Now we take the rolling pin and start rolling it out, being careful not to press too hard so the dough doesn't crack.

We roll it out to about the size of our palm with fingers spread.

We slide one hand under the parchment paper directly under the pie and lift it off the counter, and shake off the excess flour from the parchment paper.

Then, holding the hot pan, we flip it quickly, covering the pie and the parchment paper with it, and immediately return the pan to its normal position, letting the pie fall inside and removing the parchment paper.

We cook it over medium-high heat, dry, without any oil.

Once it's ready, we flip it with a spatula to cook the other side as well.

Then, we transfer it to a plate, let it rest for a few minutes (because the mizithra cheese is very hot) and drizzle it with honey and sprinkle sesame seeds on top.


*Apaki is a traditional cured meat from the mountains of Crete. It is mainly made from pork, usually from tenderloin, but it has also been made from chicken fillet. The meat is cut into pieces which are marinated in vinegar with spices, which always include cumin and possibly spearmint, for 2–3 days. Then it is then hung and smoked over branches of sage and thyme.

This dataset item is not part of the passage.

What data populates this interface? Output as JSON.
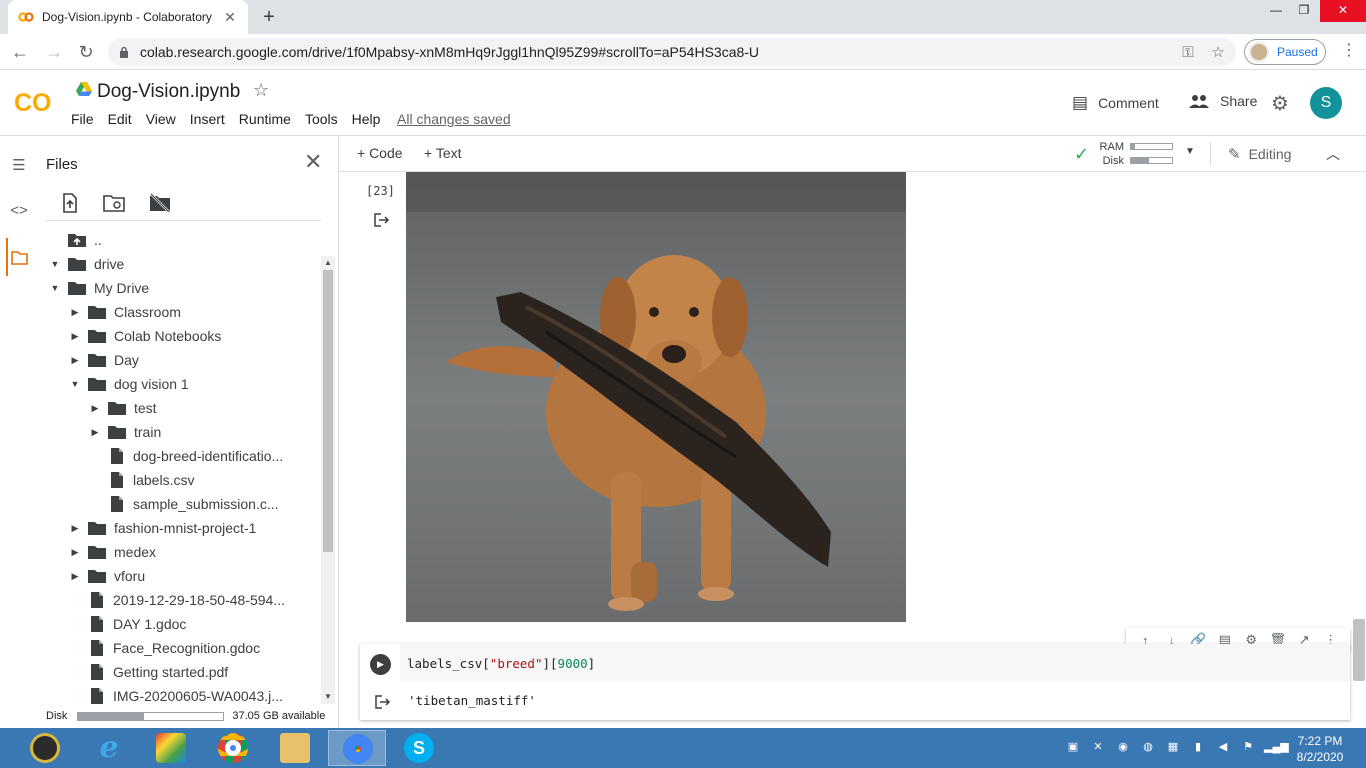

*Guanciale  is a traditional cured meat of Italian cuisine, which farmers used to make in an effort to use all parts of the slaughtered animal and preserve them for a long time, without refrigeration. Its name comes from the type of meat used for its preparation, that is, the cheek (guancia), usually of the pig and more rarely of the calf. The most famous and well-known is the pork guanciale, an essential ingredient in traditional recipes from the Rome area, such as carbonara


For the second filling:

Mix the Mizithra well with the grated Graviera cheese and follow the same procedure as for the traditional one.

For the third filling:

Finely chop the spearmint and the apaki and mix all the ingredients well.

Follow the same procedure as the traditional one, just don't add honey on top.

You can, if you want, add a simple mushroom sauce with cream. 

For the fourth filling:

Break the feta cheese into small pieces.

Mix the feta cheese well with the cream cheese and follow the same procedure as with the traditional one.